Bum's the word

Wednesday, July 05, 2006

On-Course Conversations

Let me tell you about my new friend Li Yung of Yangshuo, Guangxi Province.
Where should we happen to meet but in the Guilin bus station! While I was trying to find which line to get into in order to buy bus tickets, Li was all too happy to help a confused foreigner without even being asked. Somehow he could intuit the likelihood that I was also traveling to his hometown.

Although we had only met for a moment, after interpreting the “might as well be hieroglyphics” ticket the counter had given me, Li offered to help carry one of my bags as we made our way to the next bus to Yangshuo. Amazing! The Chinese Tourism Board wasn’t kidding!

On the way to Yangshuo we talked a good thirty minutes or more, alternating between English and Mandarin. My friend Li is 35, married and works teaching two classes of English in a junior high school. The school has 1,500 students or so. His classes have between 35 and 45 students. He knows a Canadian couple who teach English in a private school.

He is Zhuangzhuren, the minority people that are the majority in Guangxi (Zhuang Autonomous Region). He likes reading Chinese newspapers, but doesn’t read too much English literature. He really liked the movie Titanic (for some reason). He has two sisters and a brother.

He has an expensive cell phone but his clothes are much worn. He went to college in Guilin. He went to Beijing for one-week in 1998. The train took 28 hours. He saw the Temple of Heaven, Chairman Mao’s and the Tiananmen Shabangabang.

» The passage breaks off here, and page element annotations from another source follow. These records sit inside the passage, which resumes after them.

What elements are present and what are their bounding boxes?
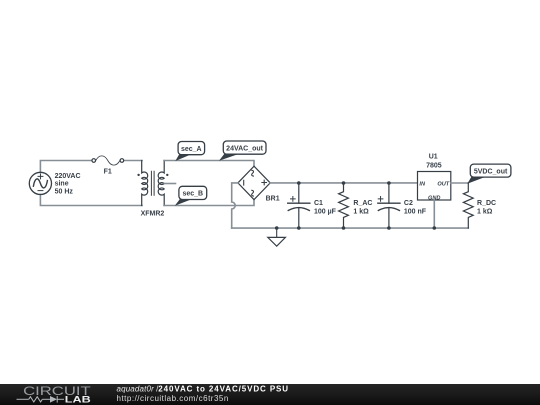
svg-text:sec_B: sec_B bbox=[182, 191, 203, 198]
svg-text:sec_A: sec_A bbox=[181, 146, 202, 153]
svg-text:aquadat0r / 240VAC to 24VAC/5V: aquadat0r / 240VAC to 24VAC/5VDC PSU bbox=[117, 384, 289, 393]
capacitor C1 100uF bbox=[288, 181, 310, 230]
wire U1 GND pin bbox=[433, 200, 435, 228]
svg-text:100 µF: 100 µF bbox=[314, 208, 337, 215]
resistor R_AC bbox=[339, 181, 349, 230]
svg-text:220VAC: 220VAC bbox=[55, 173, 81, 180]
svg-text:1 kΩ: 1 kΩ bbox=[477, 208, 493, 215]
node label 5VDC_out bbox=[467, 164, 511, 184]
svg-text:C2: C2 bbox=[404, 200, 413, 207]
label R_DC 1 kOhm bbox=[477, 200, 496, 216]
node label 24VAC_out bbox=[219, 141, 266, 161]
resistor R_DC bbox=[463, 183, 473, 228]
capacitor C2 100nF bbox=[378, 181, 400, 230]
label C2 100 nF bbox=[404, 200, 427, 216]
transformer XFMR2 bbox=[137, 161, 168, 206]
bridge rectifier BR1 bbox=[238, 166, 270, 199]
label 220VAC sine 50 Hz bbox=[55, 173, 81, 196]
svg-text:http://circuitlab.com/c6tr35n: http://circuitlab.com/c6tr35n bbox=[117, 394, 229, 403]
svg-text:F1: F1 bbox=[104, 169, 112, 176]
regulator U1 7805 bbox=[418, 154, 451, 202]
center tap stub bbox=[164, 183, 175, 185]
ground bbox=[268, 226, 286, 246]
fuse F1 bbox=[92, 156, 124, 165]
wire source top to fuse bbox=[40, 161, 92, 173]
svg-text:50 Hz: 50 Hz bbox=[55, 189, 74, 196]
wire U1 OUT bbox=[451, 182, 469, 184]
node label sec_B bbox=[175, 186, 207, 205]
junction U1 GND bbox=[433, 226, 437, 230]
svg-text:LAB: LAB bbox=[65, 394, 91, 404]
node label sec_A bbox=[175, 142, 204, 162]
svg-text:IN: IN bbox=[419, 182, 426, 188]
svg-text:sine: sine bbox=[55, 181, 69, 188]
logo schematic glyph bbox=[17, 396, 65, 403]
label C1 100 uF bbox=[314, 200, 337, 216]
wire sec_B to bridge bottom bbox=[164, 200, 254, 206]
label R_AC 1 kOhm bbox=[353, 200, 372, 216]
svg-text:BR1: BR1 bbox=[266, 196, 280, 203]
wire DC plus rail bbox=[270, 182, 417, 184]
svg-text:XFMR2: XFMR2 bbox=[141, 210, 165, 217]
svg-text:5VDC_out: 5VDC_out bbox=[474, 168, 508, 175]
wire ground rail bbox=[232, 227, 469, 229]
wire fuse to transformer primary bbox=[124, 160, 142, 162]
svg-text:OUT: OUT bbox=[437, 182, 449, 188]
svg-text:C1: C1 bbox=[314, 200, 323, 207]
svg-text:U1: U1 bbox=[429, 154, 438, 161]
wire sec_A to bridge top bbox=[164, 161, 254, 167]
svg-text:7805: 7805 bbox=[426, 162, 442, 169]
svg-text:100 nF: 100 nF bbox=[404, 208, 427, 215]
svg-text:R_DC: R_DC bbox=[477, 200, 496, 207]
wire source bottom rail bbox=[40, 194, 142, 205]
svg-text:1 kΩ: 1 kΩ bbox=[353, 208, 369, 215]
voltage source V1 (220VAC sine) bbox=[29, 172, 51, 194]
wire bridge minus down with hop over sec_B bbox=[232, 183, 238, 228]
svg-text:24VAC_out: 24VAC_out bbox=[226, 145, 263, 152]
svg-text:R_AC: R_AC bbox=[353, 200, 372, 207]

Did I take a train or plane? Plane. How long? Three hours. How much? ~120 USD. Do I think Beijing is expensive?

He has a marvelous idea that comes twenty minutes into the conversation. His friend has accommodations. Eighty yuan a night (~10 USD). Maybe if I stayed there, we could meet and do a language exchange. One hour English. “Yi ge xiaoshi zhongwen.”

What do I say to Li at this point? Ah, I’m sorry my friend Li, but I told a white lie. I told you that my friend had recommended me a place to stay in Yangshuo, but alas that acquaintance had forgot where she stayed and so could not tell me where to stay. I was really going to look in the tourist guide for a guide to prices and then just walk randomly into a hotel that looked accommodating to a cheapskate like me. I told you to give me the place’s name so I could investigate it if my first option failed and that I would tell them that you had sent me. That was also a lie. I honestly had no intention of even considering your suggestion since it was almost twice the amount I saw in the guidebook, despite your “local expertise.”

Li, you strangely clammed up after that. You watched the slapstick comedy on the tube. You drifted into a nap as we passed scenes of rural China that echo in the heart of every brush painting.

I sensed a rift in our friendship and it troubled me deeply, this friendship with the lifespan of a “moskeeter.”

Then you said: “We’re here.” We arrived in your hometown, and then you were the old Li of two hours before. I had not to fear. Maybe you just needed a rest from a long day visiting your old school chums.

But then we got off the bus, and then right off you suggested again that I could follow you to your friend’s guest house. Ah, but you forced my hand, and so I grappled in my luggage to find a piece of paper and pen to write down the information.

As I was writing your name, I realized I should thank you. Although I couldn’t really explain it, and I doubt it would be interesting from your perspective of trying to make ends meet in a challenging financial situation.

You see, Li, I usually just deflect automatically any “hullos” out of my force-of-bad-habit. But I realized that I’m still curious about people despite my multifarious ways of short-circuiting the satisfaction of my curiosity. So for once, I decided to forego the direct route and just see where the conversation would go.

Even if my toxic cynicism isn’t allayed a whit, maybe one of these days I'll be surprised. In any case, it's the only way to learn about people. And I need a helluvalot more field research.